Returns those IP addresses from the IP_address_to_Match parameter, which belong to the IP addresses specified in the IP_string_format list.

Having Clause

The Having clause adds additional constraints on the events that have passed the filter and are grouped by the rule. 

At (Least | Most) <integer> 
Distinct <expression> 
As <identifier> 
Limit <integer> 
Count Of <expression> Being <expression> (Greater | Less) Than <integer> 
Percentage Of <expression> Being <expression> (Greater | Less) Than <integer> %<condition>
Note: The Having clause expression must contain at least one aggregation function.

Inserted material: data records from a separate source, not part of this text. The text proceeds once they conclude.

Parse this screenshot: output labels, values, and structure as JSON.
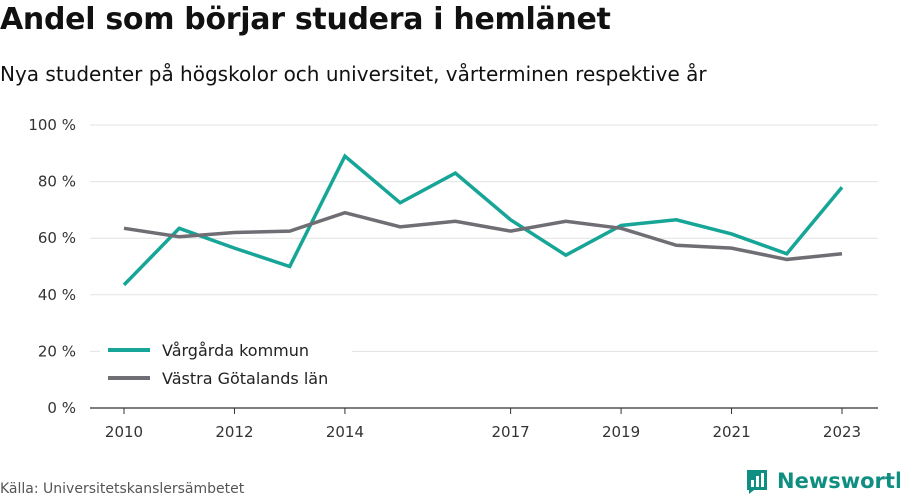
{
  "header": {
    "title": "Andel som börjar studera i hemlänet",
    "subtitle": "Nya studenter på högskolor och universitet, vårterminen respektive år"
  },
  "footer": {
    "source": "Källa: Universitetskanslersämbetet",
    "brand_name": "Newsworthy"
  },
  "chart_data": {
    "type": "line",
    "title": "Andel som börjar studera i hemlänet",
    "subtitle": "Nya studenter på högskolor och universitet, vårterminen respektive år",
    "x": [
      2010,
      2011,
      2012,
      2013,
      2014,
      2015,
      2016,
      2017,
      2018,
      2019,
      2020,
      2021,
      2022,
      2023
    ],
    "x_ticks": [
      2010,
      2012,
      2014,
      2017,
      2019,
      2021,
      2023
    ],
    "y_ticks": [
      0,
      20,
      40,
      60,
      80,
      100
    ],
    "y_tick_suffix": " %",
    "xlim": [
      2010,
      2023
    ],
    "ylim": [
      0,
      100
    ],
    "grid": true,
    "legend_position": "bottom-left",
    "series": [
      {
        "name": "Vårgårda kommun",
        "color": "#16a596",
        "values": [
          43.5,
          63.5,
          56.5,
          50,
          89,
          72.5,
          83,
          66.5,
          54,
          64.5,
          66.5,
          61.5,
          54.5,
          78
        ]
      },
      {
        "name": "Västra Götalands län",
        "color": "#6e6e74",
        "values": [
          63.5,
          60.5,
          62,
          62.5,
          69,
          64,
          66,
          62.5,
          66,
          63.5,
          57.5,
          56.5,
          52.5,
          54.5
        ]
      }
    ]
  }
}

The supported parameters are:

Parameter Description
Count Of Counts the number of time two expressions are equals and check that this value is greater or less than a boundary.
Percentage Of Counts the number of time two expressions are equals and make a ratio of this count versus the number of events in the group, then check whether the value is less or more than a value expressed as percent.

The Having clause can also be an expression using aggregation functions and resolving to a Boolean.